I suppose one might hope that evolution could help relieve the worry. Our characteristic doxastic ways of life evolved for our environment, so we would expect some fit between our priors and our environment (interesting question: if our individual priors have evolved, are they still priors?). I agree, but only in a limited way. The evolutionary argument is only going to help in those areas of doxastic life that were important to our fitness where the ways of life were evolving. It's not going to help us much in modern physics or metaphysics. It will help with those areas of doxastic life where the level of abstraction and complexity is much less.

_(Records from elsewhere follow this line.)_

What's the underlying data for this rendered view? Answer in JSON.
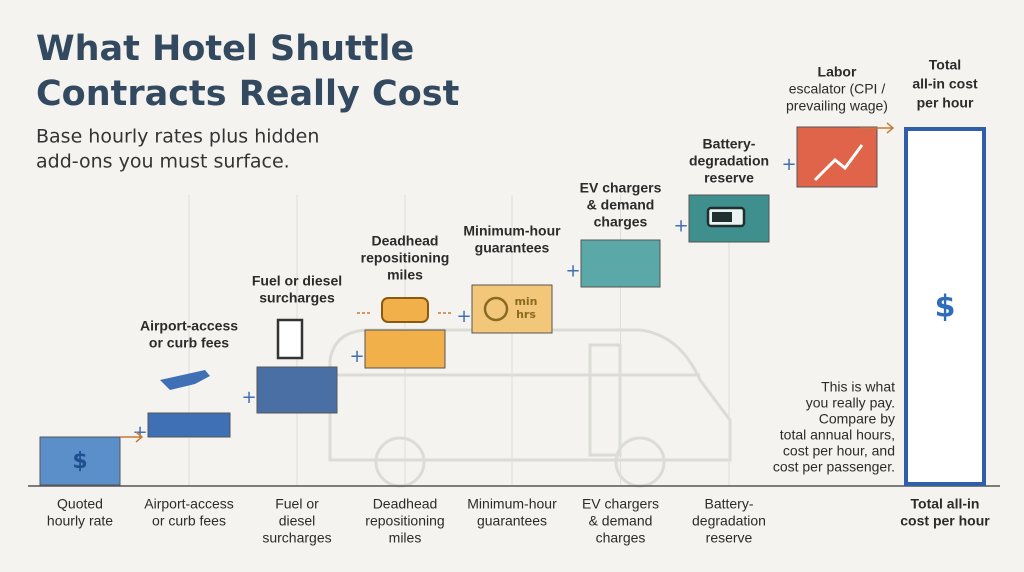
{
  "header": {
    "title_lines": [
      "What Hotel Shuttle",
      "Contracts Really Cost"
    ],
    "subtitle_lines": [
      "Base hourly rates plus hidden",
      "add-ons you must surface."
    ]
  },
  "steps": [
    {
      "top": [],
      "bottom": [
        "Quoted",
        "hourly rate"
      ]
    },
    {
      "top": [
        "Airport-access",
        "or curb fees"
      ],
      "bottom": [
        "Airport-access",
        "or curb fees"
      ]
    },
    {
      "top": [
        "Fuel or diesel",
        "surcharges"
      ],
      "bottom": [
        "Fuel or",
        "diesel",
        "surcharges"
      ]
    },
    {
      "top": [
        "Deadhead",
        "repositioning",
        "miles"
      ],
      "bottom": [
        "Deadhead",
        "repositioning",
        "miles"
      ]
    },
    {
      "top": [
        "Minimum-hour",
        "guarantees"
      ],
      "bottom": [
        "Minimum-hour",
        "guarantees"
      ],
      "icon_text": [
        "min",
        "hrs"
      ]
    },
    {
      "top": [
        "EV chargers",
        "& demand",
        "charges"
      ],
      "bottom": [
        "EV chargers",
        "& demand",
        "charges"
      ]
    },
    {
      "top": [
        "Battery-",
        "degradation",
        "reserve"
      ],
      "bottom": [
        "Battery-",
        "degradation",
        "reserve"
      ]
    },
    {
      "top": [
        "Labor",
        "escalator (CPI /",
        "prevailing wage)"
      ],
      "bottom": []
    }
  ],
  "total": {
    "top": [
      "Total",
      "all-in cost",
      "per hour"
    ],
    "bottom": [
      "Total all-in",
      "cost per hour"
    ]
  },
  "note": [
    "This is what",
    "you really pay.",
    "Compare by",
    "total annual hours,",
    "cost per hour, and",
    "cost per passenger."
  ]
}
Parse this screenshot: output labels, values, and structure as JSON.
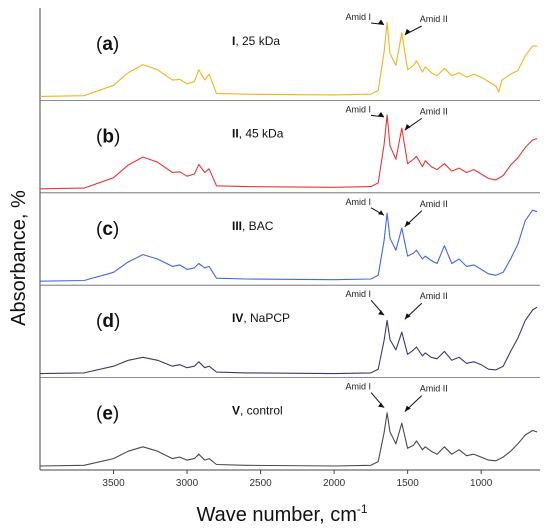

While in the above I held out for a Natural Law epistemology (or metaepistemology), I could also see someone defending a Divine Command epistemology.
3 comments:
Very interesting. I wonder if there's another route to kind-relative priors from the epistemology of "other-minds." We spontaneously form beliefs about the mental states of others on the basis of their behavior/facial expressions which are hard to justify on the basis of general epistemic norms of induction, etc. that apply beyond the area of mind-reading. Some think that we have a dedicated mind-reading module for making these judgments. It's natural to think that if intelligent space worms (whose behavioral manifestations of their mental states differ drastically from ours) observed our facial experessions, behavior etc., their conclusions about our mental states would (rightly) be a lot more tentative than ours conclusion on the basis of the same evidence, which are usually (rightly) very confident. This suggests that, for conditionals of the form "If someone exhibits such-and-such [human-like] facial expressions and behavior, he/she is in mental state M," our rational priors will differ from those of the intelligent space worms.
That sounds right, and of course is illustrative of a lot of such cases.
It appears that God gave a twist to the physical universe because of man's sin: weeds and painful childbirth, for example. Is it not the case that such a twist affected our rationality in addition to the physical universe? If so, we will have trouble understanding rationality. Or am I totally off base?